Jean 7:37 — 1 Rois 19:1-19

 

Henri Rosssier

ME 1928 p. 213

Table des matières

1     L’eau qui désaltère — Jean 7:37

2     Le pain qui nourrit — 1 Rois 19:1-19

 

1                    L’eau qui désaltère — Jean 7:37

«Et en la dernière journée, la grande journée de la fête, Jésus se tint là et cria, disant : Si quelqu’un a soif, qu’il vienne à moi, et qu’il boive. Celui qui croit en moi, selon ce qu’a dit l’écriture, des fleuves d’eau vive couleront de son ventre. (Or il disait cela de l’Esprit qu’allaient recevoir ceux qui croyaient en lui ; car l’Esprit n’était pas encore, parce que Jésus n’avait pas encore été glorifié)» (Jean 7:37-39).

 

Dans ce passage, le Seigneur se révèle comme le Rocher duquel découle l’eau dont nous avons besoin, cette eau mise à la portée de tous ceux qui ont soif. Du moment qu’on s’y désaltère, cette eau produit des effets merveilleux, et le Seigneur l’annonce, afin que tous ceux qui ont soif viennent boire au Rocher qui est Christ. Mais pour que l’eau puisse couler avec efficacité, il fallait le don du Saint Esprit et nous lisons que l’Esprit n’était pas encore parce que Jésus n’avait pas encore été glorifié. Maintenant nous possédons le Saint Esprit, que nous reste-t-il donc à faire ? Venir à Jésus pour boire. Ceci s’applique à tous les besoins de l’âme. Une personne inconvertie peut, sous la puissante efficace de l’Esprit de Dieu, venir à Christ pour boire et ainsi elle reçoit la vie : Quiconque boit de cette eau n’aura plus soif à jamais.

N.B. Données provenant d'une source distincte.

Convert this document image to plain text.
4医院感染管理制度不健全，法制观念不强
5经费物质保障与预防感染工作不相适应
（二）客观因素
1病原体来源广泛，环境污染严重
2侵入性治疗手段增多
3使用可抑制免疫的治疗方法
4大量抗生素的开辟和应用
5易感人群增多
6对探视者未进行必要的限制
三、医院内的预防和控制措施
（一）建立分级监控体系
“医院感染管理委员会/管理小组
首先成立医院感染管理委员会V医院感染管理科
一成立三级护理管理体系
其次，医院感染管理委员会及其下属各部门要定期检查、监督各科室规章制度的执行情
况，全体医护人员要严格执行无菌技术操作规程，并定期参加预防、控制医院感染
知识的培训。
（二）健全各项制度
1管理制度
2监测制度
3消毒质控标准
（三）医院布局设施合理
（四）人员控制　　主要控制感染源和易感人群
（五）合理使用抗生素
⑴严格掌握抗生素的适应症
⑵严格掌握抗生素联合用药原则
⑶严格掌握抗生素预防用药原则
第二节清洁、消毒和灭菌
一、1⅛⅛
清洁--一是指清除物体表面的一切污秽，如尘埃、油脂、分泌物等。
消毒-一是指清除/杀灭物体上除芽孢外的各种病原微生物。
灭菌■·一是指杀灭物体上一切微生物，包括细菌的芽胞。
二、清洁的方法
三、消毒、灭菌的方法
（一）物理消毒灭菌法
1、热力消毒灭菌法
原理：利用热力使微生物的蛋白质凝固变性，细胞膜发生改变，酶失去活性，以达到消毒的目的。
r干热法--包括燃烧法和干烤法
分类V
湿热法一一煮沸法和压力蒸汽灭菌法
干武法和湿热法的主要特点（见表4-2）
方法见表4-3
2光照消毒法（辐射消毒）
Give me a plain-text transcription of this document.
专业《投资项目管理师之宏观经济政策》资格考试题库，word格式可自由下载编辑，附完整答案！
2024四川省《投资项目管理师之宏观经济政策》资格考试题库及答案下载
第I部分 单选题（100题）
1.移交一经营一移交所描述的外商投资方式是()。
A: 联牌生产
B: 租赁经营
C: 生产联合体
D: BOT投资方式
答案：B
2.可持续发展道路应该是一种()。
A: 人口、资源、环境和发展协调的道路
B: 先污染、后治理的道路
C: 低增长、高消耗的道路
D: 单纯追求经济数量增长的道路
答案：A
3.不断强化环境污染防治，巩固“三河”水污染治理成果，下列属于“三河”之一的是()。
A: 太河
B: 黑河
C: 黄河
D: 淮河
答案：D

Mais ici il nous est parlé d’une manière plus particulière à nous, chrétiens, qui avons déjà reçu le Seigneur Jésus comme notre vie éternelle. Pour nous aussi la question se pose : Avons-nous soif ? Y a-t-il dans nos coeurs un profond désir que rien ne peut satisfaire en dehors de Lui ? Sentons-nous le besoin de venir à Lui afin que la source de la vie soit entretenue dans nos âmes ? Ou bien, serions-nous de ceux qui traversent le désert de ce monde sans ressentir la soif ? Il arrive trop souvent que l’âme du chrétien n’éprouve pas un vrai désir de se mettre en contact avec le Seigneur Jésus, la Source d’eau vive. S’il en est ainsi, l’âme se flétrit comme une plante qui souffre de la sécheresse et qui finit par périr, et si cela ne va pas aussi loin, il suffit de quelques gouttes d’eau vive pour que la plante reprenne quelque apparence de santé ; et avec de la persévérance, elle retrouvera sa vigueur première.

 

Je me souviens d’avoir été dans une assemblée avec un ami. En arrivant, nous nous sentions tellement désespérés de l’état des frères qui la composaient que celui qui m’accompagnait me proposa de repartir immédiatement. «Non, lui dis-je, nous devons rester, au contraire. Cette sécheresse a besoin d’eau». En effet, il a suffi de présenter Christ pour qu’une vie nouvelle se manifeste dans cette assemblée. Ce qui est vrai pour un rassemblement est vrai aussi pour chaque chrétien. Nous pouvons juger de notre propre état et de celui des chrétiens qui nous entourent d’après la soif que nous avons de Christ. Nous possédons le Saint Esprit, et du moment que nous nous mettons en rapport avec la source, la bénédiction coule à pleins bords. Tout est là. C’est le secret de la vie chrétienne.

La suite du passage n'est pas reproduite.